Celtics’ big man Al Horford is going to The Finals for the first time in his long career.

“Just didn’t know how to act,” he said. “Just caught up, excited. A lot of hard work. I’ve been a part of a lot of great teams, a lot of great teammates, and I’m so proud of this group.

“For me it’s just special to be with them and be able to help them and be a part of this. I’m really grateful to be in this position.”

It’s a pretty amazing story. Horford, who will be 36 this week, left for Philadelphia in free agency three years ago. He was a bad fit there and was traded to Oklahoma City, where he was a healthy scratch for the final 28 games of last season.

The Celtics brought him back last summer, and Horford has been a huge part of their success. In the playoffs, he has the best on-off differential (the Celtics have been 11.2 points per 100 possessions better with him on the floor than with him off the floor) among their rotation guys.

“When he came back,” Smart said, “that gave us a sense of security. We got Al back there, he’s always going to make the right play on both ends, he’s going to calm us down, he’s going to show us what we missed, and he’s going to help us learn the game even more.”

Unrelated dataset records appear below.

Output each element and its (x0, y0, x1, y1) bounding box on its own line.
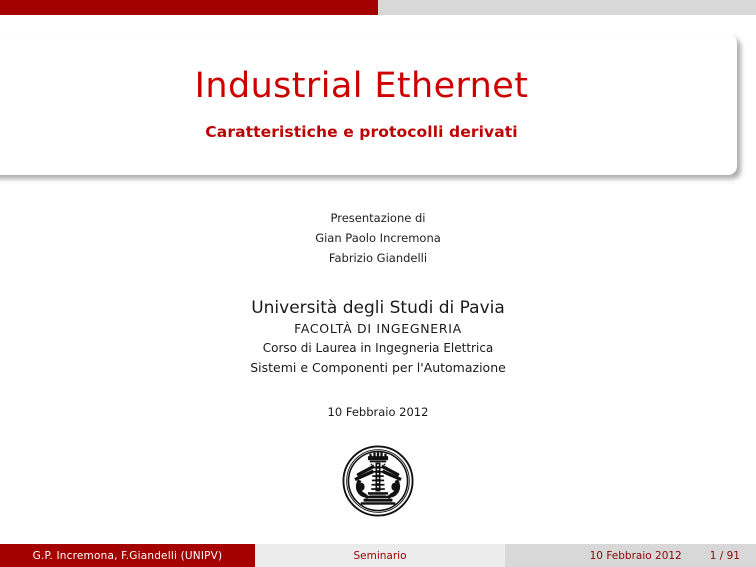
footer-page-number: 1 / 91 (710, 550, 740, 562)
page-subtitle: Caratteristiche e protocolli derivati (205, 123, 517, 141)
grey-decoration-bar (378, 0, 756, 15)
institute-block: Università degli Studi di Pavia FACOLTÀ … (0, 297, 756, 378)
author-name-2: Fabrizio Giandelli (0, 248, 756, 268)
slide-footer: G.P. Incremona, F.Giandelli (UNIPV) Semi… (0, 544, 756, 567)
footer-date: 10 Febbraio 2012 (590, 550, 682, 562)
title-block: Industrial Ethernet Caratteristiche e pr… (0, 34, 737, 175)
slide-body: Presentazione di Gian Paolo Incremona Fa… (0, 208, 756, 517)
institute-university: Università degli Studi di Pavia (0, 297, 756, 319)
institute-department: Sistemi e Componenti per l'Automazione (0, 358, 756, 378)
university-of-pavia-seal-icon (342, 445, 414, 517)
author-name-1: Gian Paolo Incremona (0, 228, 756, 248)
authors-intro: Presentazione di (0, 208, 756, 228)
institute-course: Corso di Laurea in Ingegneria Elettrica (0, 338, 756, 358)
logo-container (0, 445, 756, 517)
footer-section: Seminario (255, 544, 505, 567)
institute-faculty: FACOLTÀ DI INGEGNERIA (0, 319, 756, 338)
footer-right: 10 Febbraio 2012 1 / 91 (505, 544, 756, 567)
slide-header-bar (0, 0, 756, 15)
presentation-date: 10 Febbraio 2012 (0, 405, 756, 419)
page-title: Industrial Ethernet (195, 67, 529, 106)
footer-authors: G.P. Incremona, F.Giandelli (UNIPV) (0, 544, 255, 567)
authors-block: Presentazione di Gian Paolo Incremona Fa… (0, 208, 756, 268)
red-decoration-bar (0, 0, 378, 15)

Horford missed Game 1 of this series after a positive test for COVID-19, but he averaged 37.3 minutes over the final six games, anchoring the defense and playing a critical role as a connector on offense.

“For him to play 44 minutes at this stage of his career,” Celtics coach Ime Udoka said, “and lay it all out there guarding bigs, smalls and everything in between, his leadership goes without saying. A vocal guy but does a lot by example, and I think everybody kind of ties into him.”